Michael Poole mdpoole at troilus.org
Mon Apr 23 20:01:07 PDT 2007


Abd ul-Rahman Lomax writes:

> At 05:53 PM 4/23/2007, Juho wrote:
>>Political elections are typically competitive. Polls are typically
>>less competitive. Voting on which family size Pizza (of several good
>>ones) to buy for the family today may well be a quite non-competitive
>>election.
>
> That's true. And one might ask why. Certainly it's understandable in 
> a family. But it is also understandable in any functional 
> neighborhood or community organization. Why does this 
> "non-competitiveness" break down, and under what conditions?

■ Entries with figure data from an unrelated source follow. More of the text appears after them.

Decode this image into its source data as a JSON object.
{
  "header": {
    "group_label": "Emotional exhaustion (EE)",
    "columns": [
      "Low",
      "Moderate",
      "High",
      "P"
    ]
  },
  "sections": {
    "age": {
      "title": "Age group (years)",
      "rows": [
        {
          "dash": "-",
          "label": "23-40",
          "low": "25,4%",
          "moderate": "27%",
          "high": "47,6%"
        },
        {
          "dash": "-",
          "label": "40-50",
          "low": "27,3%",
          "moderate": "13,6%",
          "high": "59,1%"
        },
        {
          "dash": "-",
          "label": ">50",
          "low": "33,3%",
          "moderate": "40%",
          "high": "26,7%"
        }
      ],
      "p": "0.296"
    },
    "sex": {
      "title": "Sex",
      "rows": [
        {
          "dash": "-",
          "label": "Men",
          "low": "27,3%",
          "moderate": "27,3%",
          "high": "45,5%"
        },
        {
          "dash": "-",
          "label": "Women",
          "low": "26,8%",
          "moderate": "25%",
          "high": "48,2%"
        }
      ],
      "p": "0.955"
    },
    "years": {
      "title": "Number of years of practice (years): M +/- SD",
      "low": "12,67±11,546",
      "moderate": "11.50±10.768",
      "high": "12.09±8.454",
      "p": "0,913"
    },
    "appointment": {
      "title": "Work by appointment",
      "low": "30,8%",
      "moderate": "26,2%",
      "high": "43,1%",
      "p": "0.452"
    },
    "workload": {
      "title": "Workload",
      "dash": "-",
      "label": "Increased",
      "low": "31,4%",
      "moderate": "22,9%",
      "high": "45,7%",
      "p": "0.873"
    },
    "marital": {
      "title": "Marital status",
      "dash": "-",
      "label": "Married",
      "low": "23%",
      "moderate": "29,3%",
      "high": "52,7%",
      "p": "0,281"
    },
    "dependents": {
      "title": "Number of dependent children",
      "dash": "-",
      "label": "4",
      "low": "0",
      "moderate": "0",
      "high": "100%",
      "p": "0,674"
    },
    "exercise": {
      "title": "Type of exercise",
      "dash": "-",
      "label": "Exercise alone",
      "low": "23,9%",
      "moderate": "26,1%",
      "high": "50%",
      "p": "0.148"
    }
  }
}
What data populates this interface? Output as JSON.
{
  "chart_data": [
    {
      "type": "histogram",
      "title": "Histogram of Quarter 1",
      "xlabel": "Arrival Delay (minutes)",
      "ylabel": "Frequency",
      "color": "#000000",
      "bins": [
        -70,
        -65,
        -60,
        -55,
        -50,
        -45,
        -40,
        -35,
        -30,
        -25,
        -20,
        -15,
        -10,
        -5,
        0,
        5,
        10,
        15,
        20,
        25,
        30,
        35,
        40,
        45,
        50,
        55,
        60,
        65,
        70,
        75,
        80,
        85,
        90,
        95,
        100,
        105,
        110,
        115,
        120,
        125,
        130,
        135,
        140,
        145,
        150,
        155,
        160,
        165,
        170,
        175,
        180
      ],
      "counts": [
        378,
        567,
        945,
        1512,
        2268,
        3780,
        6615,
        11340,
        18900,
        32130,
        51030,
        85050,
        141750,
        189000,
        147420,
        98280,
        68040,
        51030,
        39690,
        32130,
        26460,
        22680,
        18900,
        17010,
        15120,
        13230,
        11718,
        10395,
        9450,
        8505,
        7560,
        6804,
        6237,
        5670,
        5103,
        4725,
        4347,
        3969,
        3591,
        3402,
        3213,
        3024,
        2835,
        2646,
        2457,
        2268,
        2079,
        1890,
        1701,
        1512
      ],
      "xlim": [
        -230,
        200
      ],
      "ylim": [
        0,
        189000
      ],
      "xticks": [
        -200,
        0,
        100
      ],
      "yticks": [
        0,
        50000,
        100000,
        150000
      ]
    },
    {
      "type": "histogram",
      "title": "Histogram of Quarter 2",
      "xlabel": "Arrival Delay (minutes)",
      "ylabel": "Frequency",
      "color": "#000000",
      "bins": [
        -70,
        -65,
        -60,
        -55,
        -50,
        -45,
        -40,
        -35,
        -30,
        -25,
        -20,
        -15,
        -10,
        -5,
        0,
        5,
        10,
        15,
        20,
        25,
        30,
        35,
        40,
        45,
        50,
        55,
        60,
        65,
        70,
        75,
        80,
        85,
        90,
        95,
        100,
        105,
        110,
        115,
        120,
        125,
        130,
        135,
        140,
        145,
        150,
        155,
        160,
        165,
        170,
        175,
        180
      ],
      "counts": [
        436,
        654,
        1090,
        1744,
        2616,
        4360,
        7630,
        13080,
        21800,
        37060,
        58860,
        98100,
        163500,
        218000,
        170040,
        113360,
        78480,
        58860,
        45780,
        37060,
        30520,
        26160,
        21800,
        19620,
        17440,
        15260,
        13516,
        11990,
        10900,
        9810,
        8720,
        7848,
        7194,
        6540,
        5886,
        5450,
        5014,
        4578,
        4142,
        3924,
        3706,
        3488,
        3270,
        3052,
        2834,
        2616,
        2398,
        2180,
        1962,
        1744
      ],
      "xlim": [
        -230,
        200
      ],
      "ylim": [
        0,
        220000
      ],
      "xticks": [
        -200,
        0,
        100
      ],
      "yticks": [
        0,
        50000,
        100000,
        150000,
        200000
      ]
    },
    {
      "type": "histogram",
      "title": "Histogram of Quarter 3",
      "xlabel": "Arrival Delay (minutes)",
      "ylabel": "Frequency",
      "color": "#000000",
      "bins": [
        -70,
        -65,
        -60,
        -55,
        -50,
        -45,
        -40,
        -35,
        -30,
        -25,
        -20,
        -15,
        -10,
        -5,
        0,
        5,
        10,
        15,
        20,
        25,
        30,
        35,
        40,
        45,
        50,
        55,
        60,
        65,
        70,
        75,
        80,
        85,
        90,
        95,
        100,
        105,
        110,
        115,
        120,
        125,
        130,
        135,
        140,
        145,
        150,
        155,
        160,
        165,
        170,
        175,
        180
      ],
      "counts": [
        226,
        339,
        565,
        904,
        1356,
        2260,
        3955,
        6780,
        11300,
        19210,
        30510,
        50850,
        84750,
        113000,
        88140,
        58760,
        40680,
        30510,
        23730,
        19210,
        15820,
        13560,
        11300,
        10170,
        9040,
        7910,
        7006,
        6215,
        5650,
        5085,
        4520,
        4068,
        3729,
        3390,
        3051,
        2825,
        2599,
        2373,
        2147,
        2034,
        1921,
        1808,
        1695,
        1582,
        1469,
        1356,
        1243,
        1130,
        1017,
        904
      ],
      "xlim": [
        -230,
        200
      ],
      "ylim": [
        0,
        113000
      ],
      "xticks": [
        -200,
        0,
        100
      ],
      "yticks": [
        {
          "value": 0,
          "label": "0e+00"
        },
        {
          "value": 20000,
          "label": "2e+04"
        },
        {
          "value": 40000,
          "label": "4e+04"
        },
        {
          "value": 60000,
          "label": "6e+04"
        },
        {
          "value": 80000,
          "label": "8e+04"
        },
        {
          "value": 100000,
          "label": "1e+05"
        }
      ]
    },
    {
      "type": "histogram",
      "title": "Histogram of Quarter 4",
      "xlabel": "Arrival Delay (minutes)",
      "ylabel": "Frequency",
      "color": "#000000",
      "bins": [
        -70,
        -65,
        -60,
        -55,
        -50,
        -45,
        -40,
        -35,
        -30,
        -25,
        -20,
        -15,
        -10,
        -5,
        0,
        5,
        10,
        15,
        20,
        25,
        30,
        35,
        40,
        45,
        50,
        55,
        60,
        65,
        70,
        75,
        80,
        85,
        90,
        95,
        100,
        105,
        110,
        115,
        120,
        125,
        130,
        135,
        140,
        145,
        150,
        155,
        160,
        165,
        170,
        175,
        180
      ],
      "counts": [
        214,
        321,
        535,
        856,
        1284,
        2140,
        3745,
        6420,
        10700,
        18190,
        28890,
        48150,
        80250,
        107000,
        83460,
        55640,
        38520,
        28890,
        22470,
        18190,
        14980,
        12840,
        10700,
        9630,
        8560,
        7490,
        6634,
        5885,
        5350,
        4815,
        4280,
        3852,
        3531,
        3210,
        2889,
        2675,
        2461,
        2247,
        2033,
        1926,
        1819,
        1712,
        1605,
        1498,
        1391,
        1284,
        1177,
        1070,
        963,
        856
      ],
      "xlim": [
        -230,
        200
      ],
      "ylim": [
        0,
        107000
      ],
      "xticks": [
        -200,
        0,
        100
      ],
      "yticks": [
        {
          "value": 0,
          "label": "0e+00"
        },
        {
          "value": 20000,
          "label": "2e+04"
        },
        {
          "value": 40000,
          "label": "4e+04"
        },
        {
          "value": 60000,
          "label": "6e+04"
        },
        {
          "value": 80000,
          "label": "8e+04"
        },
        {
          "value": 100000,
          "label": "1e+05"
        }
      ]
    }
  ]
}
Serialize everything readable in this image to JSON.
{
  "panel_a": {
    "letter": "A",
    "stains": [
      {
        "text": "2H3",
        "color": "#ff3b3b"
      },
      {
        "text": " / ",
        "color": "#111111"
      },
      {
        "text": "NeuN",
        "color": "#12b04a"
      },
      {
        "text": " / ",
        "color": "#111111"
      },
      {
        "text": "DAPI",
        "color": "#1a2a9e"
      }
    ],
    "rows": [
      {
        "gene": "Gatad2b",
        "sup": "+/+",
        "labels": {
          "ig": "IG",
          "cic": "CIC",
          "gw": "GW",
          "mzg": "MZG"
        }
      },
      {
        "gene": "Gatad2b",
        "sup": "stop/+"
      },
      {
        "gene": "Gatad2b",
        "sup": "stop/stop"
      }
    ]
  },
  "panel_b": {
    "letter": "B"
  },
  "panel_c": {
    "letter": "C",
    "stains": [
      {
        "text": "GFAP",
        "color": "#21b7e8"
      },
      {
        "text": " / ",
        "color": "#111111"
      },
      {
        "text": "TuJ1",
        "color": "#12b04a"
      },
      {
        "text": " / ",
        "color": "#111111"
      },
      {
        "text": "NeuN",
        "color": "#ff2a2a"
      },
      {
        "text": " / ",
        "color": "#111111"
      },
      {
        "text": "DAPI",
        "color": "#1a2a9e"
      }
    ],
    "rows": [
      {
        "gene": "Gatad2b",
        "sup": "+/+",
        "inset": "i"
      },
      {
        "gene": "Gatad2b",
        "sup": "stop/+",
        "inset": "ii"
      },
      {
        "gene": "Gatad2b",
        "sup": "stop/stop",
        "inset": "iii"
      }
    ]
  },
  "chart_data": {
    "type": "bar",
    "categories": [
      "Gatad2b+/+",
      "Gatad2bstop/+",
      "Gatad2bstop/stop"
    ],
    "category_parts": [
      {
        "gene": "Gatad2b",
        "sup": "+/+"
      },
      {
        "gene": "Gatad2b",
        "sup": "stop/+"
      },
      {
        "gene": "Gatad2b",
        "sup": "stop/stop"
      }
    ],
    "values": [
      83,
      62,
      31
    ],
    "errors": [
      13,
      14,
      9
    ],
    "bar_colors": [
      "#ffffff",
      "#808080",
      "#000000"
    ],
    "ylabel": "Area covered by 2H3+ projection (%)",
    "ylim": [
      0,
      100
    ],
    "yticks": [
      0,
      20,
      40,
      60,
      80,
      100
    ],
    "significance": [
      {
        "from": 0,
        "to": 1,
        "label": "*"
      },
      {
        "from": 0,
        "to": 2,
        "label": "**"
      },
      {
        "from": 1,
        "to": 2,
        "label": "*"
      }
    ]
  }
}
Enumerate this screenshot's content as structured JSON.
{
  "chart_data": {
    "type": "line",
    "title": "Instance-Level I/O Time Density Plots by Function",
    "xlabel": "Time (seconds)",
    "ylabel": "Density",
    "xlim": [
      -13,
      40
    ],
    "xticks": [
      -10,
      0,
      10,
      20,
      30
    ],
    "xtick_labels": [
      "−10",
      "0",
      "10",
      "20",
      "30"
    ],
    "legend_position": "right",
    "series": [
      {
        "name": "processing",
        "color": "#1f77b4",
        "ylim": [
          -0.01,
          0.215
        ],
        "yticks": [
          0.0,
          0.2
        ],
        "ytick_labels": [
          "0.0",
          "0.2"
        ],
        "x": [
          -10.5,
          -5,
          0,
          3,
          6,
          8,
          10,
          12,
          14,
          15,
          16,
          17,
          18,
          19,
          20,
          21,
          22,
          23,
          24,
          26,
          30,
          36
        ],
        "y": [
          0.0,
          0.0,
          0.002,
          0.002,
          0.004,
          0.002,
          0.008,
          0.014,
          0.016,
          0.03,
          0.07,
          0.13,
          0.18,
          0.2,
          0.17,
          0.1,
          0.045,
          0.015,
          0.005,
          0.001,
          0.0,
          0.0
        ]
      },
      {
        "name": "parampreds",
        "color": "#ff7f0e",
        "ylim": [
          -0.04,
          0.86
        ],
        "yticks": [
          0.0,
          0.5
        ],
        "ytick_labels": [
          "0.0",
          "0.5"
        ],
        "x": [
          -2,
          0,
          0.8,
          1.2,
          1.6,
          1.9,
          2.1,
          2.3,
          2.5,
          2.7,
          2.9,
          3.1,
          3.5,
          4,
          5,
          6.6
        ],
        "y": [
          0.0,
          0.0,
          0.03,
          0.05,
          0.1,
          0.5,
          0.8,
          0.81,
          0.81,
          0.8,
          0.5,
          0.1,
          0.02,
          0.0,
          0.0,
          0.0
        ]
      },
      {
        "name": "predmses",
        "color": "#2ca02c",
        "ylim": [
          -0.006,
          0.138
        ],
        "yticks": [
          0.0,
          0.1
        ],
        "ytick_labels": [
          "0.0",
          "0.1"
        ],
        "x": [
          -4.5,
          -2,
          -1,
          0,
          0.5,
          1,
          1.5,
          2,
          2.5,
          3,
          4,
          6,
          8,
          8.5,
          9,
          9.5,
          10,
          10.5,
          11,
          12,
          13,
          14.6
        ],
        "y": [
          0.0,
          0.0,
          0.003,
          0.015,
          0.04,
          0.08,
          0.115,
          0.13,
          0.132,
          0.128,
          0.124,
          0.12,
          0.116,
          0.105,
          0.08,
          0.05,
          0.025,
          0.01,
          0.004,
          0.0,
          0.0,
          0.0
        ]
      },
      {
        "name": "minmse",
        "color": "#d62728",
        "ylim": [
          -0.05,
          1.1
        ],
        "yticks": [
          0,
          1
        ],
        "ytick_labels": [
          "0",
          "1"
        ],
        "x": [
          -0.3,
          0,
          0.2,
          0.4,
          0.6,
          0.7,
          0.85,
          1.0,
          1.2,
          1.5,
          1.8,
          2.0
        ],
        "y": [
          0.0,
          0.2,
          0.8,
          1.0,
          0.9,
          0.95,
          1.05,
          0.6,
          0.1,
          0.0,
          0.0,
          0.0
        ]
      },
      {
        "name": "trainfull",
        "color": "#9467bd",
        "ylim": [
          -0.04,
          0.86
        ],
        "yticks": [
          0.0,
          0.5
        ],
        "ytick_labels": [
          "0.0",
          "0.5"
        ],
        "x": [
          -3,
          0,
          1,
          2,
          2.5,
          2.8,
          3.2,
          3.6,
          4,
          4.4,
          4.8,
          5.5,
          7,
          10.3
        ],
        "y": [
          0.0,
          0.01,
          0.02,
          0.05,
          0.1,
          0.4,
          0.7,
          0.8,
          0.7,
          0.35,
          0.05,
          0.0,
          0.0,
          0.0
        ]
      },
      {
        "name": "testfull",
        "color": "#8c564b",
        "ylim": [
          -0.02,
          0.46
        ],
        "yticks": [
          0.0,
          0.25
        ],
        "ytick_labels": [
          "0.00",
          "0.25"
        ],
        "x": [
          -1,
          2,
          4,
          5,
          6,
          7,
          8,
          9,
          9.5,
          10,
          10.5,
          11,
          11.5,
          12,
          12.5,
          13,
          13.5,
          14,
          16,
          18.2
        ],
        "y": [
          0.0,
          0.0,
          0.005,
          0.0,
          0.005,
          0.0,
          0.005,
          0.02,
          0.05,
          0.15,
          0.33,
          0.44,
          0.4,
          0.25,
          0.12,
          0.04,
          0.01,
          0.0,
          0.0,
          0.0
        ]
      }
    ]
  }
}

It generally breaks down when a voter no longer has a strong enough
personal connection to a large enough fraction of the others involved.
That threshold varies from person to person, and probably from time to
time and from subject to subject.

The same kind of breakdown happens in many online interactions: it is
easy for a person to be extremely rude to someone whom he has never
met, especially if the audience does not contain many people whose
opinions of him are important to him.

A similar breakdown is well-documented in mob behavior, where the
actions of an individual may be quite different when he is anonymous
than when he is known or memorable to the victims of his behavior.

There will always be some people whose behavior is consistently
honest, repulsive, or whatever else, but a large majority of people
are swayed by peer pressure -- even the potential or imaginary kinds.